Will Dunlap, who plays the Night Clerk, connected with Wilson and Konrad through Cadence’s adult acting classes. Dunlap says that his character is a stand-in for the audience.
“He is the witness to the gambler, the monologues, the ramblings, but as witnesses go, he’s not particularly enthralled or perceptive, and it takes him a while to wake up to what the man is saying,” says Dunlap, who is also an upper school English teacher and department chair at Collegiate School. “It’s particularly dark in some respects, but kind of inspiring.”
The trio have been slowly workshopping the piece for eight months, which Wilson says is his “dream.”

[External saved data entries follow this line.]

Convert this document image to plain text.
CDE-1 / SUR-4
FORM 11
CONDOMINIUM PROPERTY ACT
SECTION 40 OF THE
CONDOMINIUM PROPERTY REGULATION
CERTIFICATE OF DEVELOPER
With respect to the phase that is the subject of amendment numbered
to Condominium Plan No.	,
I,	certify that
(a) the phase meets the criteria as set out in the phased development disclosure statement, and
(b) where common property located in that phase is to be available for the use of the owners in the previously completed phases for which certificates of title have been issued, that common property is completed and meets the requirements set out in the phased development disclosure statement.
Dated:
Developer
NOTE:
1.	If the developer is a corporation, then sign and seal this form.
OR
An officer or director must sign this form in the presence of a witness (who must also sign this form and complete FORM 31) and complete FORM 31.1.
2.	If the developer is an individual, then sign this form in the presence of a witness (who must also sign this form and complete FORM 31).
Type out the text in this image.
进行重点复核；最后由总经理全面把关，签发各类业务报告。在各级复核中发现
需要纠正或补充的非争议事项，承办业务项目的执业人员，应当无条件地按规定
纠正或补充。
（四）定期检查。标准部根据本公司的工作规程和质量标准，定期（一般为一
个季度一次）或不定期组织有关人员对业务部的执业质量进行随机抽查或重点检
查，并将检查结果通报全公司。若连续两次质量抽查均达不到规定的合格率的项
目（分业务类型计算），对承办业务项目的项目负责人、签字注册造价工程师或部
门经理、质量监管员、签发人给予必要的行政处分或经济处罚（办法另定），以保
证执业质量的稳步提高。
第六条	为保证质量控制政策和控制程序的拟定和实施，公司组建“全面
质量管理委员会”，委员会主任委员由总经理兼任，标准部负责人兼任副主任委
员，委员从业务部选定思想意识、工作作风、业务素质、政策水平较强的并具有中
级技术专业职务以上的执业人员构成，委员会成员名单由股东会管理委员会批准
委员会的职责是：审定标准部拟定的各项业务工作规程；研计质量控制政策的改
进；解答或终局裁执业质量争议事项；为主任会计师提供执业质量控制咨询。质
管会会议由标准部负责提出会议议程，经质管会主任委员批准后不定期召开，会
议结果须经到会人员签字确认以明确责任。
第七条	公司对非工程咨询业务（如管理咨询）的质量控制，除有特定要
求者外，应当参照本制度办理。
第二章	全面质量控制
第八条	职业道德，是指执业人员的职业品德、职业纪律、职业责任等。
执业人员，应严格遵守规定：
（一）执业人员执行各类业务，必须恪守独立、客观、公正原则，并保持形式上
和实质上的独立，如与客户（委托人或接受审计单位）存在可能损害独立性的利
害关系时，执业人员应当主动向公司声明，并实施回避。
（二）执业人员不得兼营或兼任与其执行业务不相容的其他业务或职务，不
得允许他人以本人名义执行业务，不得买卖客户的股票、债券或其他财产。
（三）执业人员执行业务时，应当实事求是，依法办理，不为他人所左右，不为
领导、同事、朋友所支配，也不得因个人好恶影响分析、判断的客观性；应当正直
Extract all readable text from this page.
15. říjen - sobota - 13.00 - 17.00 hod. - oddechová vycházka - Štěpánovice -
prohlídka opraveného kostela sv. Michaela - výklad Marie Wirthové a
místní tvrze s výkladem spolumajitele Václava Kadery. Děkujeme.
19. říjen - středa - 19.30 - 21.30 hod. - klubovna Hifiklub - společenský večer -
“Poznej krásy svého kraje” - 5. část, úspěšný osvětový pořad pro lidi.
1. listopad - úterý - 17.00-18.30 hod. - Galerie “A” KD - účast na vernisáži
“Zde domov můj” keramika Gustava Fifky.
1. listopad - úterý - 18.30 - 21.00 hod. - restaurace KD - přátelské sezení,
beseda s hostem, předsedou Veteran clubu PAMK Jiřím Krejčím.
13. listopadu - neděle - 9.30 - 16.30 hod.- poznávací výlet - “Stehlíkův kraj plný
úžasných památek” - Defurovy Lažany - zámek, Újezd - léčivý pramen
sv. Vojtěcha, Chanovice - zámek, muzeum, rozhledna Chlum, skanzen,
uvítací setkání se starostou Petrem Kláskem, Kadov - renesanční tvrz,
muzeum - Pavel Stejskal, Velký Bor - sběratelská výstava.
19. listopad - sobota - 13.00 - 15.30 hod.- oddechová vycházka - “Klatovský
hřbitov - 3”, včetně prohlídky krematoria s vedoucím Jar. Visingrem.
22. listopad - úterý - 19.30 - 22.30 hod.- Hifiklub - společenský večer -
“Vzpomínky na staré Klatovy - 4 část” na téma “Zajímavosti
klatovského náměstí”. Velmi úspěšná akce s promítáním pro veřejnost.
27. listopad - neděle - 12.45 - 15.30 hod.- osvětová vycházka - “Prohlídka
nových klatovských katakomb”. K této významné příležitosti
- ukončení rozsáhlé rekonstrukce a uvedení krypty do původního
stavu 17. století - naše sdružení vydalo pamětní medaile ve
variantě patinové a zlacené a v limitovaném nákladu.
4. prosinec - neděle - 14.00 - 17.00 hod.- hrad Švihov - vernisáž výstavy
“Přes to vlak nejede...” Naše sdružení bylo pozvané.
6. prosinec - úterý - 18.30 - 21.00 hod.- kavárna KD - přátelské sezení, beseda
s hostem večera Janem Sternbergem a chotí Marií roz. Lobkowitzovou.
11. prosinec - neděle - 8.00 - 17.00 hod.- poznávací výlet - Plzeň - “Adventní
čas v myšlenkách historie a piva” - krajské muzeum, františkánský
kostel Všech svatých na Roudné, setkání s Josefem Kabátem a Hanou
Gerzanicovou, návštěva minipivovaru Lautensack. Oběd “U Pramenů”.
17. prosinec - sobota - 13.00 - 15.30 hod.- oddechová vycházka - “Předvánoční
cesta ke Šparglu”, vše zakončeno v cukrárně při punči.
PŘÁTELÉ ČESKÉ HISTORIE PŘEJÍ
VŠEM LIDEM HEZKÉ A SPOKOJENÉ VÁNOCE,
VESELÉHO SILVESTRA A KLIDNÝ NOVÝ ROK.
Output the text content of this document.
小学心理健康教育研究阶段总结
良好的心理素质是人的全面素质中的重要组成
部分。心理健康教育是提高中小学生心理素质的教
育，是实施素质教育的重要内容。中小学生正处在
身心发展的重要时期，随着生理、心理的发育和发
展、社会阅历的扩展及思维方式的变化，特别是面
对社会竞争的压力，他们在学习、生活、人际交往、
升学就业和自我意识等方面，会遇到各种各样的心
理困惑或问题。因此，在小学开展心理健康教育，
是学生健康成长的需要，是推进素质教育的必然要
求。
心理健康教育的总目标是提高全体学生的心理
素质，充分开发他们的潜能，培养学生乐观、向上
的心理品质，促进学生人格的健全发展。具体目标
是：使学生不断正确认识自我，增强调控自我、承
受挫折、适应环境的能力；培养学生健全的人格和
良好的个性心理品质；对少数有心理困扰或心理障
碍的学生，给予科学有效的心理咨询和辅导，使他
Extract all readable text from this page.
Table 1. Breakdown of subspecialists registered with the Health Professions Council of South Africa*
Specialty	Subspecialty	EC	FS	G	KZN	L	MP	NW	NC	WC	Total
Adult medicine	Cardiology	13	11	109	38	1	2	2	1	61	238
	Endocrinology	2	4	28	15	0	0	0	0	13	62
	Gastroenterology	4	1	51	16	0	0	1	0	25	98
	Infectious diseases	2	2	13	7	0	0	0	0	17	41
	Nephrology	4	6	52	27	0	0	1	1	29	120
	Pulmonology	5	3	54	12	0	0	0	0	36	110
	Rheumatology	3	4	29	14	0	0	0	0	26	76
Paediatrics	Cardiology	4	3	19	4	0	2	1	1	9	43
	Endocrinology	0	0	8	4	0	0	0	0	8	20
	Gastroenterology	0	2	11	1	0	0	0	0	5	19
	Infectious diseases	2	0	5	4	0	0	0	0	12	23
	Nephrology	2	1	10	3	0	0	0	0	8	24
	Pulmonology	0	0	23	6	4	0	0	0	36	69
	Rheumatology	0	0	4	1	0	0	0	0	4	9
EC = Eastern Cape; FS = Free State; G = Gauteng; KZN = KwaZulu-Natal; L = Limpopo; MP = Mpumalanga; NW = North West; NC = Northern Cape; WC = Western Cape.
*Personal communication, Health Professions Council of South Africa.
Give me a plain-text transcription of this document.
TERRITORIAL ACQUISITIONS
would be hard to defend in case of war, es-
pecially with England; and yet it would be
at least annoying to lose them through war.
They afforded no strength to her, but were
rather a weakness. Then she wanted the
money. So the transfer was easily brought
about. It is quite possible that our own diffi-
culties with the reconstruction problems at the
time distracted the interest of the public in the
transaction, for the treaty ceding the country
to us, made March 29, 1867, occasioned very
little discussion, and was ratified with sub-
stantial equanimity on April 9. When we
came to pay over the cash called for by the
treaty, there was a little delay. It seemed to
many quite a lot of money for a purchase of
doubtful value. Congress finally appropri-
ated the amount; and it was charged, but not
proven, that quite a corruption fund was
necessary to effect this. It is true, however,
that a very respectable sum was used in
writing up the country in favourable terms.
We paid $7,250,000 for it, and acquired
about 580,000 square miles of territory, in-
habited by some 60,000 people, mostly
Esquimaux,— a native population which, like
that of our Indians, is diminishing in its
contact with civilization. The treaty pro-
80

“It has afforded all of us the time to explore, to try things out,” Wilson says. “We’re seeing the fruits of it in rehearsals now, and that wouldn’t have happened if we’d done it in a month.”
Dunlap says that anyone who’s experienced grief will commiserate with Erie.
“This is a character study of a particular kind of egotist who is deeply involved with himself and is working out the intricacies of what it means to be alone after someone you love has died,” he says.
Konrad lauds Dunlap for his work.
“The Night Clerk is a very hard part,” he says. “He doesn’t have a lot of lines, per se, but his presence on the stage is pretty big and there’s a subtle interplay between my character and him that has absolutely got to be nailed for it to work.”
More than some of O’Neill’s other work, Konrad believes “Hughie” has a note of optimism at its close.
“There’s something hopeful about the show,” he says. “It’s a simple little play that has a really positive, affirming ending.”
By staging it at The Basement with a full bar and jazz performances by the John Winn Trio, Wilson says the hope is to have audience members feel like they’re entering a speakeasy.
“People can come in, have a drink, listen to music, then, at about 8, we’ll usher folks back into the theater space,” he says. “At the end of the show, everybody can head back to the bar, have a nightcap and listen to more music.”